Sheffield Wednesday 0

Attendance: 24,344

After four wins, Ron Atkinson was on course for challenging well- documented evidence that changing a manager makes no difference to the long-term future of a troubled club. Now there are doubts. Although Sheffield Wednesday limited West Ham to a narrow victory at Upton Park yesterday, all they showed was an ability to frustrate. This is not usually Atkinson's way. Atkinson said: "I know Manchester United have nothing to worry about from us, but if we scrap like this we'll be all right."

If his run of success since he replaced David Pleat was to continue, having West Ham next in his sights should not have been unwelcome. After reaping praise for wins over Aston Villa and Crystal Palace, the Hammers were lucky to lose only 2-0 to Derby County, who benefited from Ludek Miklosko making some of the season's most mortifying howlers. Miklosko did not play yesterday.

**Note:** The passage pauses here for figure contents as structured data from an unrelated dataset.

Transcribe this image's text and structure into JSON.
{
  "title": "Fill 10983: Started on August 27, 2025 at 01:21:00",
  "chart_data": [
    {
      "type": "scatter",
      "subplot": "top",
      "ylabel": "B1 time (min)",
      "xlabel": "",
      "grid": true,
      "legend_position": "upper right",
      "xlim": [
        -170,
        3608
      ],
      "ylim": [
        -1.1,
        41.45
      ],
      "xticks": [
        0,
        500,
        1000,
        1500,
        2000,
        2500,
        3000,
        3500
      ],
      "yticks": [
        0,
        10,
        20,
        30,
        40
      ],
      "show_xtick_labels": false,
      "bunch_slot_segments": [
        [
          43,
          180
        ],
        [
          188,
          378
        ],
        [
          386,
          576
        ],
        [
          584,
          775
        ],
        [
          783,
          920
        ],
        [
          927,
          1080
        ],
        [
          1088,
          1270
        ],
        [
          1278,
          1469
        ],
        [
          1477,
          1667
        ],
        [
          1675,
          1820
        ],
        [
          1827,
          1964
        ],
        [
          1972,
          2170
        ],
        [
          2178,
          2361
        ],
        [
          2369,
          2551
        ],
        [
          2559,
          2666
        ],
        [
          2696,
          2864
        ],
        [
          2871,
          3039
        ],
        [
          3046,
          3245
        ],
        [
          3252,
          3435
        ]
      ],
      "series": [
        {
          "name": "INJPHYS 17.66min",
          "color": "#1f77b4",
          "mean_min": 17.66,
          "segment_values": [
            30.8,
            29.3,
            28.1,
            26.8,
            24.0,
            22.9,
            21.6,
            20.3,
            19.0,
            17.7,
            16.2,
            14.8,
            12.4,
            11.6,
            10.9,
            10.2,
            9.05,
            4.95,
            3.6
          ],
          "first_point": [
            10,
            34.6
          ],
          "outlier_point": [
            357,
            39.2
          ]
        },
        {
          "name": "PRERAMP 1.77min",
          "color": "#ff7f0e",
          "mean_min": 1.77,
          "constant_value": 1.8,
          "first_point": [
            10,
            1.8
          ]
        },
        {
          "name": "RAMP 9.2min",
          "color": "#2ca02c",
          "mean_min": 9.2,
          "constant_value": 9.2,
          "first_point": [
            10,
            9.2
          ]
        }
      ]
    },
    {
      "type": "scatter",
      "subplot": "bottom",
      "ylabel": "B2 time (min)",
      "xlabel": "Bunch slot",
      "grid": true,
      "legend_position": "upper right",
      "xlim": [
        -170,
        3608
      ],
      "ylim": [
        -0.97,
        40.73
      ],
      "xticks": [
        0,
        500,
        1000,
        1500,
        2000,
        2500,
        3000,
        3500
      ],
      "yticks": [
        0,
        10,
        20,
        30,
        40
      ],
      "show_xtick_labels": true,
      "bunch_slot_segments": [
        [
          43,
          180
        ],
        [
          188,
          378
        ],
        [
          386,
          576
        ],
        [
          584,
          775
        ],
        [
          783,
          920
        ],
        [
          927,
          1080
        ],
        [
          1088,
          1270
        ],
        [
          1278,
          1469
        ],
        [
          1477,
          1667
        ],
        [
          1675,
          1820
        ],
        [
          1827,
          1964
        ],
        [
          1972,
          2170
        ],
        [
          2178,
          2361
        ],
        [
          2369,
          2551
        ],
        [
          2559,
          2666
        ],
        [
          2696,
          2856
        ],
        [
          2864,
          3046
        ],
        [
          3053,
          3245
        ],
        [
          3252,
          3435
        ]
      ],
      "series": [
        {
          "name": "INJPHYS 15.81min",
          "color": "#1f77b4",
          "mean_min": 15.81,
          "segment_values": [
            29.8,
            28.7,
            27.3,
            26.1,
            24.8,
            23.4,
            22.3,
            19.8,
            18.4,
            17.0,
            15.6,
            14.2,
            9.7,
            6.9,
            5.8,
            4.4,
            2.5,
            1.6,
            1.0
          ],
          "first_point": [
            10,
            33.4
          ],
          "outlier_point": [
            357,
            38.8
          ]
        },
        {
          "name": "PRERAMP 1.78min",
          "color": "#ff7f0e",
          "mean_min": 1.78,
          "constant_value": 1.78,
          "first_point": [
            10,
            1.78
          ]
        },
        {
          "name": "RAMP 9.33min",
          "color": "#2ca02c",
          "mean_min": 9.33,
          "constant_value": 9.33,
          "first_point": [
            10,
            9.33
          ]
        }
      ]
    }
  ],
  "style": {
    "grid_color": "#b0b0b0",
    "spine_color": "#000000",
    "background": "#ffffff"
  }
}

More significantly, Paul Kitson was able to play after nearly four months' absence. Re-united with the in-form John Hartson and particularly well supported by Keith Rowland, wide, and Frank Lampard from midfield, that attacking partnership tested Wednesday from the start.

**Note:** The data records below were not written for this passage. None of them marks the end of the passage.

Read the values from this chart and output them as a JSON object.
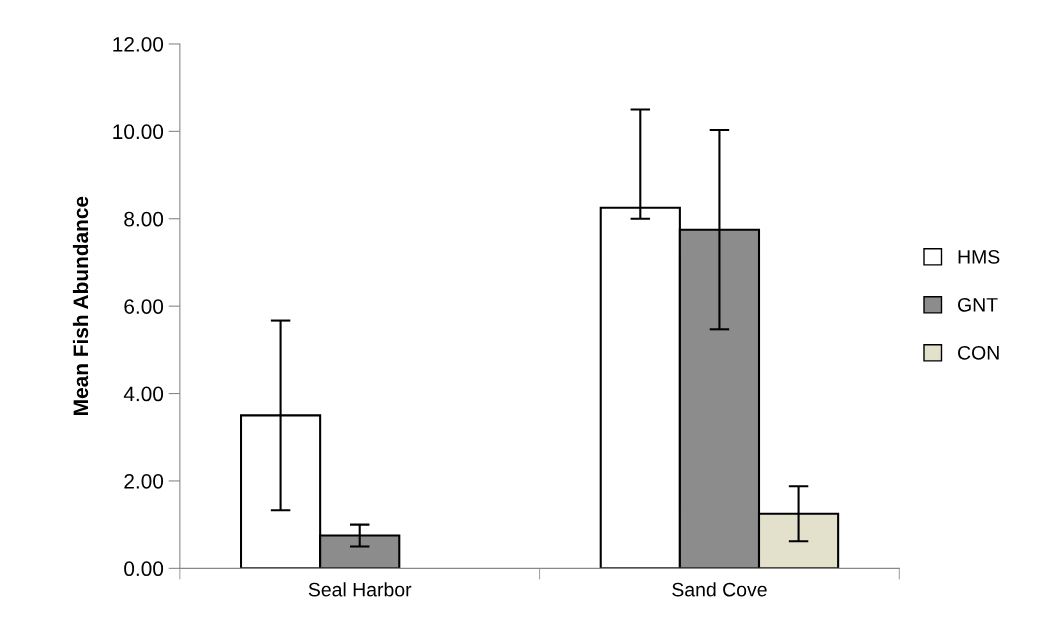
{
  "chart_data": {
    "type": "bar",
    "ylabel": "Mean Fish Abundance",
    "categories": [
      "Seal Harbor",
      "Sand Cove"
    ],
    "series": [
      {
        "name": "HMS",
        "color": "#ffffff",
        "values": [
          3.5,
          8.25
        ],
        "errors": [
          [
            1.33,
            5.67
          ],
          [
            8.0,
            10.5
          ]
        ]
      },
      {
        "name": "GNT",
        "color": "#8c8c8c",
        "values": [
          0.75,
          7.75
        ],
        "errors": [
          [
            0.5,
            1.0
          ],
          [
            5.47,
            10.03
          ]
        ]
      },
      {
        "name": "CON",
        "color": "#e3e0cc",
        "values": [
          null,
          1.25
        ],
        "errors": [
          null,
          [
            0.62,
            1.88
          ]
        ]
      }
    ],
    "ylim": [
      0,
      12
    ],
    "yticks": [
      {
        "value": 0,
        "label": "0.00"
      },
      {
        "value": 2,
        "label": "2.00"
      },
      {
        "value": 4,
        "label": "4.00"
      },
      {
        "value": 6,
        "label": "6.00"
      },
      {
        "value": 8,
        "label": "8.00"
      },
      {
        "value": 10,
        "label": "10.00"
      },
      {
        "value": 12,
        "label": "12.00"
      }
    ],
    "legend": "right"
  }
}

The fascinating ball-hugging running of Wednesday's Paolo Di Canio and the improvisation of Dejan Stefanovic and Petter Rudi on the counter looked attractive enough, but it was Hartson and Kitson who promised much more with their less subtle strength in the penalty area. Kevin Pressman managed to get a hand to Kitson's 15th-minute shot from six yards, but the way Hartson and Rowland had ripped through the defence must have given him misgivings. He concealed them well.

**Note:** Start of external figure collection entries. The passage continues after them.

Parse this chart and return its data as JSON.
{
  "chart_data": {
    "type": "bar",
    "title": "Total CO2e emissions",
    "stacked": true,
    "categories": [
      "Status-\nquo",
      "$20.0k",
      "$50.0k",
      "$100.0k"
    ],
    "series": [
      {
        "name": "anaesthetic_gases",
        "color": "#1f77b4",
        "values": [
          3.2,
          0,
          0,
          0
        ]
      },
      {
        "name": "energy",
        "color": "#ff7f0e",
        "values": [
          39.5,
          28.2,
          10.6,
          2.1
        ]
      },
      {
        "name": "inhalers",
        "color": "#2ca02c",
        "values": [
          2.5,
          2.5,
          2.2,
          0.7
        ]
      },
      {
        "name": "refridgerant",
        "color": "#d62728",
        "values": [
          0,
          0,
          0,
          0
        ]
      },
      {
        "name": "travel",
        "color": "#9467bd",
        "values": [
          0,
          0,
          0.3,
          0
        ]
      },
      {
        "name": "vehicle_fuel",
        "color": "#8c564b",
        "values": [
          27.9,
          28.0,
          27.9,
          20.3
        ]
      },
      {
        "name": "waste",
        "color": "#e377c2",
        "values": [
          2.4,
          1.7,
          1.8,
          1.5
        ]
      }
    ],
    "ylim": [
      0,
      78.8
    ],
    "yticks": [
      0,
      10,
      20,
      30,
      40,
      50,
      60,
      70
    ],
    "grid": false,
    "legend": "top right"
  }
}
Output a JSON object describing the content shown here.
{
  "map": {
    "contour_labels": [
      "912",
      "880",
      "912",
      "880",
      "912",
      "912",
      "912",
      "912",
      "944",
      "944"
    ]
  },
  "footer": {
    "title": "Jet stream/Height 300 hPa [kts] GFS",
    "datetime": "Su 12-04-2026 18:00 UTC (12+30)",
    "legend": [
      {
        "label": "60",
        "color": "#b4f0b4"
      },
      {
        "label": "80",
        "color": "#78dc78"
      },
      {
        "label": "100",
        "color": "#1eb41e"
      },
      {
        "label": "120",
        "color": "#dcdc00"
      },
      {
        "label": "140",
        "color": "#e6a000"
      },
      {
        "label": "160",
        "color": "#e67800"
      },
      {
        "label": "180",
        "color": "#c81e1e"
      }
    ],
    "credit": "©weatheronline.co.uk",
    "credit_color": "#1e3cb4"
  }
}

His bulk, but also his remarkable agility, again became crucial to his team's security shortly before half-time when Andy Impey's cross was purposefully headed down from five yards by Kitson. He dived and powered the ball away superbly. For that he deserved to be lucky shortly after half-time when Hartson broke away down the left side and Steve Lomas's centre was miscued from directly in front of goal by Kitson.

So the possibility of the Hartson-Kitson reunion failing to be celebrated increased. Hartson slung a low drive dramatically across the target that, in recent weeks, had become so well-found. Finally, though, Kitson held the ball tight in his possession and roughly turned Des Walker to open up a shooting opportunity from some 20 yards. Admittedly the ball deflected cruelly in front of Pressman, but the shot was sufficiently well struck to warrant the goal.

In reality, Wednesday's inability to relieve the long second-half pressure imposed upon them suggested that their recent revival had been founded as much on adrenalin as any particular art of Atkinson's.

Obviously they are harder to beat but then West Ham, despite that result against Derby, are a team thriving on attack and Hartson, who was again denied by Pressman in the final moments, will clearly add many more to his 22 goals in 33 games.